Sante, born in Verviers, Belgium, lived in New York City for 30 years, and now lives locally. She is the author of Low Life: Lures and Snares of Old New York, Evidence, The Factory of Facts, Kill All Your Darlings, Folk Photography, The Other Paris, Maybe the People Would Be the Times, and Nineteen Reservoirs, and editor and translator of Novels in Three Lines. Her memoir, I Heard Her Call My Name will be published by Penguin in February. Her awards include a Whiting Writers Award, an Award in Literature from the American Academy of Arts and Letters, a Grammy (for album notes), an Infinity Award from the International Center of Photography, and Guggenheim and Cullman fellowships.

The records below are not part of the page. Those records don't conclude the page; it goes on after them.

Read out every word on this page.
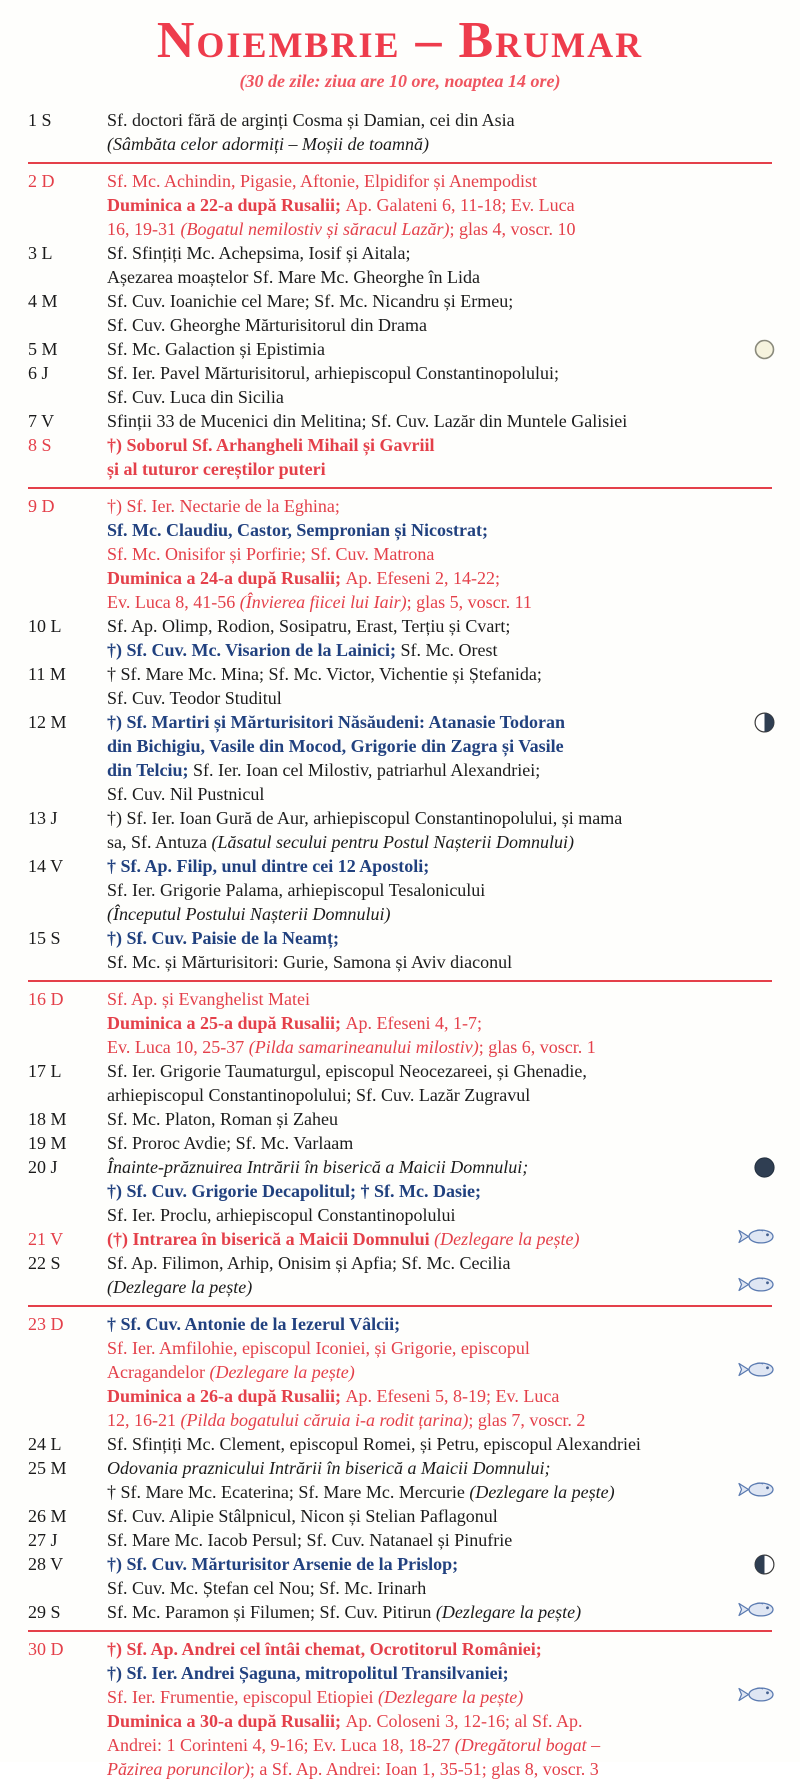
Noiembrie – Brumar
(30 de zile: ziua are 10 ore, noaptea 14 ore)
1 S	Sf. doctori fără de arginți Cosma și Damian, cei din Asia
(Sâmbăta celor adormiți – Moșii de toamnă)
2 D	Sf. Mc. Achindin, Pigasie, Aftonie, Elpidifor și Anempodist
Duminica a 22-a după Rusalii; Ap. Galateni 6, 11-18; Ev. Luca
16, 19-31 (Bogatul nemilostiv și săracul Lazăr); glas 4, voscr. 10
3 L	Sf. Sfințiți Mc. Achepsima, Iosif și Aitala;
Așezarea moaștelor Sf. Mare Mc. Gheorghe în Lida
4 M	Sf. Cuv. Ioanichie cel Mare; Sf. Mc. Nicandru și Ermeu;
Sf. Cuv. Gheorghe Mărturisitorul din Drama
5 M	Sf. Mc. Galaction și Epistimia
6 J	Sf. Ier. Pavel Mărturisitorul, arhiepiscopul Constantinopolului;
Sf. Cuv. Luca din Sicilia
7 V	Sfinții 33 de Mucenici din Melitina; Sf. Cuv. Lazăr din Muntele Galisiei
8 S	†) Soborul Sf. Arhangheli Mihail și Gavriil
și al tuturor cereștilor puteri
9 D	†) Sf. Ier. Nectarie de la Eghina;
Sf. Mc. Claudiu, Castor, Sempronian și Nicostrat;
Sf. Mc. Onisifor și Porfirie; Sf. Cuv. Matrona
Duminica a 24-a după Rusalii; Ap. Efeseni 2, 14-22;
Ev. Luca 8, 41-56 (Învierea fiicei lui Iair); glas 5, voscr. 11
10 L	Sf. Ap. Olimp, Rodion, Sosipatru, Erast, Terțiu și Cvart;
†) Sf. Cuv. Mc. Visarion de la Lainici; Sf. Mc. Orest
11 M	† Sf. Mare Mc. Mina; Sf. Mc. Victor, Vichentie și Ștefanida;
Sf. Cuv. Teodor Studitul
12 M	†) Sf. Martiri și Mărturisitori Năsăudeni: Atanasie Todoran
din Bichigiu, Vasile din Mocod, Grigorie din Zagra și Vasile
din Telciu; Sf. Ier. Ioan cel Milostiv, patriarhul Alexandriei;
Sf. Cuv. Nil Pustnicul
13 J	†) Sf. Ier. Ioan Gură de Aur, arhiepiscopul Constantinopolului, și mama
sa, Sf. Antuza (Lăsatul secului pentru Postul Nașterii Domnului)
14 V	† Sf. Ap. Filip, unul dintre cei 12 Apostoli;
Sf. Ier. Grigorie Palama, arhiepiscopul Tesalonicului
(Începutul Postului Nașterii Domnului)
15 S	†) Sf. Cuv. Paisie de la Neamț;
Sf. Mc. și Mărturisitori: Gurie, Samona și Aviv diaconul
16 D	Sf. Ap. și Evanghelist Matei
Duminica a 25-a după Rusalii; Ap. Efeseni 4, 1-7;
Ev. Luca 10, 25-37 (Pilda samarineanului milostiv); glas 6, voscr. 1
17 L	Sf. Ier. Grigorie Taumaturgul, episcopul Neocezareei, și Ghenadie,
arhiepiscopul Constantinopolului; Sf. Cuv. Lazăr Zugravul
18 M	Sf. Mc. Platon, Roman și Zaheu
19 M	Sf. Proroc Avdie; Sf. Mc. Varlaam
20 J	Înainte-prăznuirea Intrării în biserică a Maicii Domnului;
†) Sf. Cuv. Grigorie Decapolitul; † Sf. Mc. Dasie;
Sf. Ier. Proclu, arhiepiscopul Constantinopolului
21 V	(†) Intrarea în biserică a Maicii Domnului (Dezlegare la pește)
22 S	Sf. Ap. Filimon, Arhip, Onisim și Apfia; Sf. Mc. Cecilia
(Dezlegare la pește)
23 D	† Sf. Cuv. Antonie de la Iezerul Vâlcii;
Sf. Ier. Amfilohie, episcopul Iconiei, și Grigorie, episcopul
Acragandelor (Dezlegare la pește)
Duminica a 26-a după Rusalii; Ap. Efeseni 5, 8-19; Ev. Luca
12, 16-21 (Pilda bogatului căruia i-a rodit țarina); glas 7, voscr. 2
24 L	Sf. Sfințiți Mc. Clement, episcopul Romei, și Petru, episcopul Alexandriei
25 M	Odovania praznicului Intrării în biserică a Maicii Domnului;
† Sf. Mare Mc. Ecaterina; Sf. Mare Mc. Mercurie (Dezlegare la pește)
26 M	Sf. Cuv. Alipie Stâlpnicul, Nicon și Stelian Paflagonul
27 J	Sf. Mare Mc. Iacob Persul; Sf. Cuv. Natanael și Pinufrie
28 V	†) Sf. Cuv. Mărturisitor Arsenie de la Prislop;
Sf. Cuv. Mc. Ștefan cel Nou; Sf. Mc. Irinarh
29 S	Sf. Mc. Paramon și Filumen; Sf. Cuv. Pitirun (Dezlegare la pește)
30 D	†) Sf. Ap. Andrei cel întâi chemat, Ocrotitorul României;
†) Sf. Ier. Andrei Șaguna, mitropolitul Transilvaniei;
Sf. Ier. Frumentie, episcopul Etiopiei (Dezlegare la pește)
Duminica a 30-a după Rusalii; Ap. Coloseni 3, 12-16; al Sf. Ap.
Andrei: 1 Corinteni 4, 9-16; Ev. Luca 18, 18-27 (Dregătorul bogat –
Păzirea poruncilor); a Sf. Ap. Andrei: Ioan 1, 35-51; glas 8, voscr. 3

She taught in Columbia University’s MFA writing programs and recently retired after 24 years teaching writing and the history of photography at Bard College.

This event is presented by “Prosendale,” launched on March 9 of this year, at Rosendale Theatre with the first in a series of literary programs, “Memoir readings by local authors for Women’s History Month.” This, the second event will take place, 2 p.m. Saturday, June 24, at the Rosendale Theatre, 408 Main St., Rosendale to celebrate Pride Month. Considering the recent increase in attention to transgender issues, unfortunately with an explosion of anti-trans legislation in some areas of the country and as an increase in violence against trans individuals, the producer of the “Prosendale” series decided that a thoughtful and sensitive program about transgender issues could offer the public a deeper understanding of these issues with hopefully, an increase in compassion and a decrease in fear and prejudice. It was with this goal in mind that Joyce Sprafkin, Ph.D., a retired clinical psychologist and Associate Professor of Psychiatry from Stony Brook Medical School, invited Lucy Sante to be honored as the sole author to be featured at this “Prosendale” event for Pride Month.

Sante will read an excerpt from, “On Becoming Lucy Sante,” which was published in January 2022 in Vanity Fair. There will then be a conversation between her and Professor Jason S. Wrench, the current editor of the Journal of Intercultural Communication Research for the World Communication Association and professor in the Department of Communication at SUNY New Paltz.

“I’m deeply disturbed by legislative backlash I’m seeing against the trans community in our country today,” said Wrench. “Hearing Lucy’s story breaks down these walls of misunderstanding and fear.”

This event, sponsored by The Golden Notebook in Woodstock, will be selling copies of Sante's most recent book, Nineteen Reservoirs.